En revanche, les bas-reliefs de pierre ou de marbre, les autels, les bornes signalétiques, les plaques ornementales ou les restes de tombes sont des copies. «Les musées ne veulent pas prendre le risque de prêter les originaux pour une exposition itinérante, précise Rossana Cardani Vergani.

L’archéologue souligne, elle aussi, l’importance de l’étape de Bellinzone: «Cette exposition s’inscrit parfaitement dans le circuit des trois châteaux médiévaux, patrimoine de l’humanité. Elle complète à merveille les expos permanentes installées dans deux d’entre eux, à Castelgrande et Montebello. Elle valorise, aux yeux des Tessinois, un patrimoine archéologique relativement méconnu.»

Rossana Cardani Vergani rappelle que la voie du col du Lukmanier qui relie le Tessin aux Grisons est l’une des plus antiques le long de l’accès nord-sud des Alpes. «Plusieurs pièces de valeur y ont été retrouvées. Elles attestent l’intensité des échanges qui s’effectuaient le long de ce tracé d’une grande richesse archéologique. Exception faite des inévitables changements dus à la modernité, il est resté pratiquement intact.»

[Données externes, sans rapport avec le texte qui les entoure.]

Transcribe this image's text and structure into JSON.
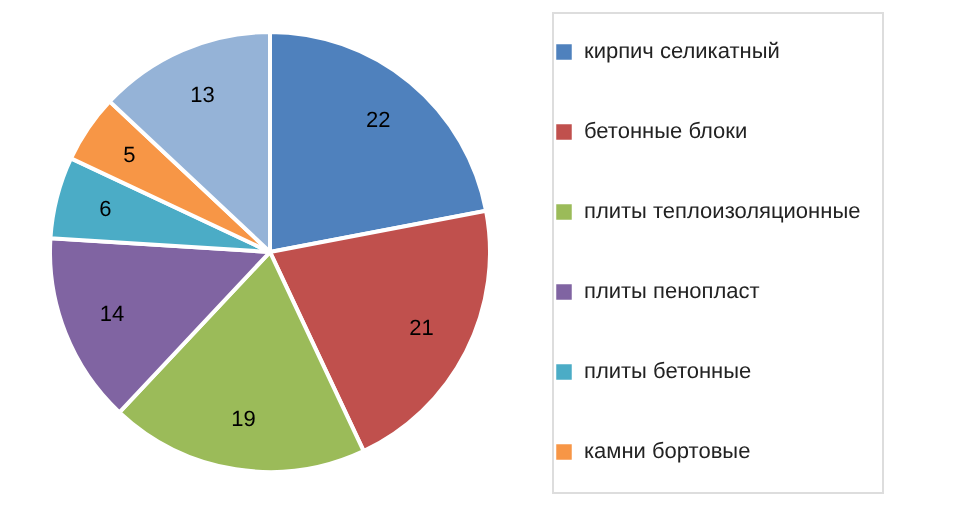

Swissinfo, Gemma d’Urso, Bellinzone

L’exposition «A travers les Alpes – Hommes, voies et échanges dans l’Antiquité» est à voir jusqu’au 26 février 2006 au Castelgrande de Bellinzone.
Ouverte tous les jours de 10 à 18h. Entrée libre
Elle comprend 400 pièces archéologiques provenant de fouilles effectuées dans les dix régions de l’arc alpin. Le matériel a été prêté par plusieurs musées suisses et européens.

– L’exposition a été mise sur pied en 2002 par la Communauté de travail des régions de l’arc alpin (ArgeAlp) en collaboration avec le Musée archéologique de Baden-Württemberg à Constance (D) et l’Office des biens culturels du canton du Tessin.

– Organisée à l’occasion des 30 ans d’ArgeAlp et de l’Année internationale de la montagne, l’exposition itinérante témoigne des échanges commerciaux et culturels entre les populations du nord et du sud de l’Europe, à partir du Mésolithique (9ème millénaire av. J-C.) à la fin de l’Antiquité (environ 7ème siècle apr. J-C.)

– Elle a été présentée à Constance (D), Innsbruck (A) et Trente (I). En Suisse, après Bellinzone, elle fera halte à Saint-Gall en 2006.